Write how the issue was first detected. Was automated monitoring first to detect it? Or a human reporting an error?

Copy the relevant alerts that fired in this section.

Did the appropriate alert(s) fire? Was the alert volume manageable? Did they point to the problem with as much accuracy as possible?

TODO: If human only, an actionable should probably be to "add alerting".

Conclusions

What went well?

  • A simliar issue was found a year earlier at T245183#6212267 (and remembered today), which let us jump to the opcache suspicion and thus restart the php-fpm service as mitigation.
  • Logstash dashboards.
  • Grafana dashboards.

What went poorly?

  • For 9 hours, no-one triaged the task, or independently noticed the error spike, or otherwise investigated it.
  • No alerts fired.
    • There is an alert query for appserver fatals, but it did not fire because for two reasons. 1) The alert only measures overall HTTP traffic, with the majority of requests being GET rather than POST. 2) For the parsoid cluster there is a high level of timeouts and OOMs that regularly produce fatals. Thus when new deterministic fatal errors are introduced that affect user submissions, due to bad code or an unhealthy server, this alert can't fire unless it rises significantly above the combined rate of timeouts, OOMs, and other GET failures.
    • We also measure "mediawiki-new-errors" in Logstash, where this error stood out by more than 100X. However, we don't have an alert on that.
    • We also measure "appserver HTTP 5xx for POST" in Prometheus/Grafana, where this stood as a 20X increase from <0.1% to >10%. However, we don't alert on that.
  • Krinkle unable to ssh to parse2007.

Where did we get lucky?

  • Urbanecm was around to offer a workaround for the ssh issue using Keyholder.
  • Effir was around as well, who did the actual restart.
  • (To be confirmed) Are there retries at some level? I suspect not given POST retries are usualy unsafe, but there is also an apparent lack of observed impact on edit count, Restbase reqs, and VisualEditor saves.

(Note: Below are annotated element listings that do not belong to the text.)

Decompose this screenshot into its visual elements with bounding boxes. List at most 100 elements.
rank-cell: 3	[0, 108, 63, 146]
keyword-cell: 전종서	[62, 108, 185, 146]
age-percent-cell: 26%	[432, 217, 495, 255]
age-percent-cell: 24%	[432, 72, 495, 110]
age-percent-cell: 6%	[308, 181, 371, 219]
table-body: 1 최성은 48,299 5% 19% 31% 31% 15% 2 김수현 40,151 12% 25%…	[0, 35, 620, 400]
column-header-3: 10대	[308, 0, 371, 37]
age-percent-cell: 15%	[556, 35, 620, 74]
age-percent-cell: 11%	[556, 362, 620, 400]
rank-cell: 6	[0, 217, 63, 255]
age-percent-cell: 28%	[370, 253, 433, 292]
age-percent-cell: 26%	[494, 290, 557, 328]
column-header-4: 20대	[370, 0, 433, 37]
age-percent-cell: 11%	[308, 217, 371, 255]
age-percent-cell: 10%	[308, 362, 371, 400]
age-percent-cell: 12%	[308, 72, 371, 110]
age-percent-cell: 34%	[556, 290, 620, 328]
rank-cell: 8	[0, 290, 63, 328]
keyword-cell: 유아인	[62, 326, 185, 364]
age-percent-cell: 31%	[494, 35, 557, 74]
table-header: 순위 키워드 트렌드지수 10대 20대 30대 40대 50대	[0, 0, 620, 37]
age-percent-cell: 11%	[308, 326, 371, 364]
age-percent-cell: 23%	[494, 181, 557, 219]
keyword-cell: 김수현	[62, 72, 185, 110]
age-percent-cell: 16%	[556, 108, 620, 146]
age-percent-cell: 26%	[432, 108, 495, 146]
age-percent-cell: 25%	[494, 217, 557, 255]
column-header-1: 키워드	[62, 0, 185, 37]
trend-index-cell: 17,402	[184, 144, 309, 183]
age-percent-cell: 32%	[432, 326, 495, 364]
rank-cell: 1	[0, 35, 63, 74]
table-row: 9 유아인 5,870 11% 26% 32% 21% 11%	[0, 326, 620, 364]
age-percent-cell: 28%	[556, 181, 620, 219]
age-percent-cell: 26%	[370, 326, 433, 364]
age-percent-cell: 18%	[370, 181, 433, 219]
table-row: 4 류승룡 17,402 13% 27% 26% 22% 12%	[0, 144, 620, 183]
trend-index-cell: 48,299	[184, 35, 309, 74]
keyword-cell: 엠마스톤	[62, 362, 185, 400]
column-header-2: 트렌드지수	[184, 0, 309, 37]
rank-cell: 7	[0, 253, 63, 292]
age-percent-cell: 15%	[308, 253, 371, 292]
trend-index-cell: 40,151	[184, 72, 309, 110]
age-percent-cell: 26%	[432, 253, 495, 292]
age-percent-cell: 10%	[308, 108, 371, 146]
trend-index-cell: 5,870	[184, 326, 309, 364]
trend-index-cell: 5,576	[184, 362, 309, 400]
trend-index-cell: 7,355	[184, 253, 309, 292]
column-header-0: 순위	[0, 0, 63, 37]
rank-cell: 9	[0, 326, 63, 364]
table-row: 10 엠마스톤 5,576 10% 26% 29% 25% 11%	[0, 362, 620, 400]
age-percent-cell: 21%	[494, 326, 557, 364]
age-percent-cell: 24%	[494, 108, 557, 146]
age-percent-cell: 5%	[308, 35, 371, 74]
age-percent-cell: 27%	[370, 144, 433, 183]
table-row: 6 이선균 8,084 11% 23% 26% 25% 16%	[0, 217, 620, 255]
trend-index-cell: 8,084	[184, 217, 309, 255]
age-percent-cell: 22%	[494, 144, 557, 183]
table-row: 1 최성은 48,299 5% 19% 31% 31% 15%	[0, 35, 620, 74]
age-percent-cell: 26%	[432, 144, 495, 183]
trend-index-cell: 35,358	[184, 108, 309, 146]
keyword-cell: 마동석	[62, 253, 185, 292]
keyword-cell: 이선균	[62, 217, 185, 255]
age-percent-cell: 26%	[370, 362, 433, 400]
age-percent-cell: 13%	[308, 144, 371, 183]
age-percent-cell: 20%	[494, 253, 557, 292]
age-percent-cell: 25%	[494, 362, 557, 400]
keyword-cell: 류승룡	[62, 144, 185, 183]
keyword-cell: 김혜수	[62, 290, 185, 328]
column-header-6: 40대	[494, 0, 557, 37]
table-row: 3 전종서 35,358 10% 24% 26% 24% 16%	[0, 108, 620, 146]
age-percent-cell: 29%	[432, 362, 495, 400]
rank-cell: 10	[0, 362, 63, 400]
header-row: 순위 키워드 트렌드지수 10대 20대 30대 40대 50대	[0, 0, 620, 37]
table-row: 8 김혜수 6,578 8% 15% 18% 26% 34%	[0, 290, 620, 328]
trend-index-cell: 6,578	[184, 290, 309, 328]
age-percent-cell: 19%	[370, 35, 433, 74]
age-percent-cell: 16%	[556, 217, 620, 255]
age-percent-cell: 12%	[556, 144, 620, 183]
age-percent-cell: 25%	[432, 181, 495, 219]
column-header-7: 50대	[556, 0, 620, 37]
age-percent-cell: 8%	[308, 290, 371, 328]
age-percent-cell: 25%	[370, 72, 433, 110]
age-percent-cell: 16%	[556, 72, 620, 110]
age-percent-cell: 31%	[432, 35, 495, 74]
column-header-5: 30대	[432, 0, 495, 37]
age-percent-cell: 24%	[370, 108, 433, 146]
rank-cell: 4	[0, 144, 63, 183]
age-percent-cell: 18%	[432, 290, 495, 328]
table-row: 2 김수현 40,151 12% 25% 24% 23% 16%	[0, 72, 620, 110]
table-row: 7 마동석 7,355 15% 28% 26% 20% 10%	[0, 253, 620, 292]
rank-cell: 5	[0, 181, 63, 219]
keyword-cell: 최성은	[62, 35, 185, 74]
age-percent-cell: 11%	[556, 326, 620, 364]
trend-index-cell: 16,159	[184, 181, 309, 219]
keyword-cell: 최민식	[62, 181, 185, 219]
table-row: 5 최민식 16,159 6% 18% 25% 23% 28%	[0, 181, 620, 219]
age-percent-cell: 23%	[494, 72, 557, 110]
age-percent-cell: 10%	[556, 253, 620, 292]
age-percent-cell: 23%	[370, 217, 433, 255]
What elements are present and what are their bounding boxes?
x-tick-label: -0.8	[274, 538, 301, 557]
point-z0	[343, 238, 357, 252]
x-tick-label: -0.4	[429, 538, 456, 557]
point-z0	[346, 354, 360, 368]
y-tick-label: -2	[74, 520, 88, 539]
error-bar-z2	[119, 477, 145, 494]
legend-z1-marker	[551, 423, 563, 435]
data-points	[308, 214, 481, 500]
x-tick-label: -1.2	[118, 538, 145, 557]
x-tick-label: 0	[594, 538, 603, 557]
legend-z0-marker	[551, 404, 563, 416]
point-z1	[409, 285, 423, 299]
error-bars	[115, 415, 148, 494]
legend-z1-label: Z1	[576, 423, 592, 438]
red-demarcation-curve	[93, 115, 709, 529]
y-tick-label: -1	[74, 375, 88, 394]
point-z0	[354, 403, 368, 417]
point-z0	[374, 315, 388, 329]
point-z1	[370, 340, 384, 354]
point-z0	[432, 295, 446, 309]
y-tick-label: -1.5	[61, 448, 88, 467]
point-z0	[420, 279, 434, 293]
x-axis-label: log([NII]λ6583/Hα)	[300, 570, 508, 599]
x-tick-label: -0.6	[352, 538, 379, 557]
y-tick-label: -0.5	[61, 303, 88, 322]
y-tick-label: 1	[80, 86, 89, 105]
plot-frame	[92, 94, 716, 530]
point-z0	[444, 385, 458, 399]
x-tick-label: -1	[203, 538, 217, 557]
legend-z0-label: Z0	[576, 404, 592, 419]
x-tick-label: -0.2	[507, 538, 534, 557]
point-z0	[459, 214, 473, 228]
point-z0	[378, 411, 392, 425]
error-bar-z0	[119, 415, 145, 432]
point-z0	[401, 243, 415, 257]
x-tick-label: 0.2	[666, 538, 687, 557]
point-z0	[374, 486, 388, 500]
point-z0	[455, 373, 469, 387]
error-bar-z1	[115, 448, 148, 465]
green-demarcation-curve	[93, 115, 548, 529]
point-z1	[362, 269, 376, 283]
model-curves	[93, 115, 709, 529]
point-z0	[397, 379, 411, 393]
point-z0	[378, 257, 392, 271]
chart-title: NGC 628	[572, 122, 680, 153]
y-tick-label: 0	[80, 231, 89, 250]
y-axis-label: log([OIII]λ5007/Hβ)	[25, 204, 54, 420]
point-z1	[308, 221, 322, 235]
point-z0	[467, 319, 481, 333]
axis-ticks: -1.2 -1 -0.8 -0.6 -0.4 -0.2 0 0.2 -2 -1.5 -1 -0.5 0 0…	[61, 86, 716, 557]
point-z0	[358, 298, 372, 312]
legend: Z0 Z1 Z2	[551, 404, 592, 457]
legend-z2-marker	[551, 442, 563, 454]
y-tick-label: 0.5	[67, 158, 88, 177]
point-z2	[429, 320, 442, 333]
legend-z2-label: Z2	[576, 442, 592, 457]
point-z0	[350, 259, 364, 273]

How many people were involved in the remediation?

  • 1 engineer.
  • 1 SRE.

Links to relevant documentation

Actionables

  • Let deployers ssh to parse hosts. T290144
  • TODO: Re-evaluate alerting strategy around "mediawiki-exceptions". We have a breakdown by cluster (web,api,job,parsoid). Do we need a breakdown by HTTP verb? (E.g. "read" GET/HEAD/OPTIONS vs write "POST/DELETE" or some such).
  • TODO: I was unable to find stats on error rates of api.php requests in Grafana. HTTP-level app server stats are insufficient since api errors are HTTP 200. The Graphite metrics for API req breakdown don't measure errors currently. The Logstash data for api-appservers errors is also insufficient since properly handled errors wouldn't be exceptions and wouldn't be logged there as such (e.g. when action=visualeditoredit finds Restbase/Parsoid respond with http 500, it responds to the client with an error. Where do we measure this?)

TODO: Add the #Sustainability (Incident Followup) Phabricator tag to these tasks.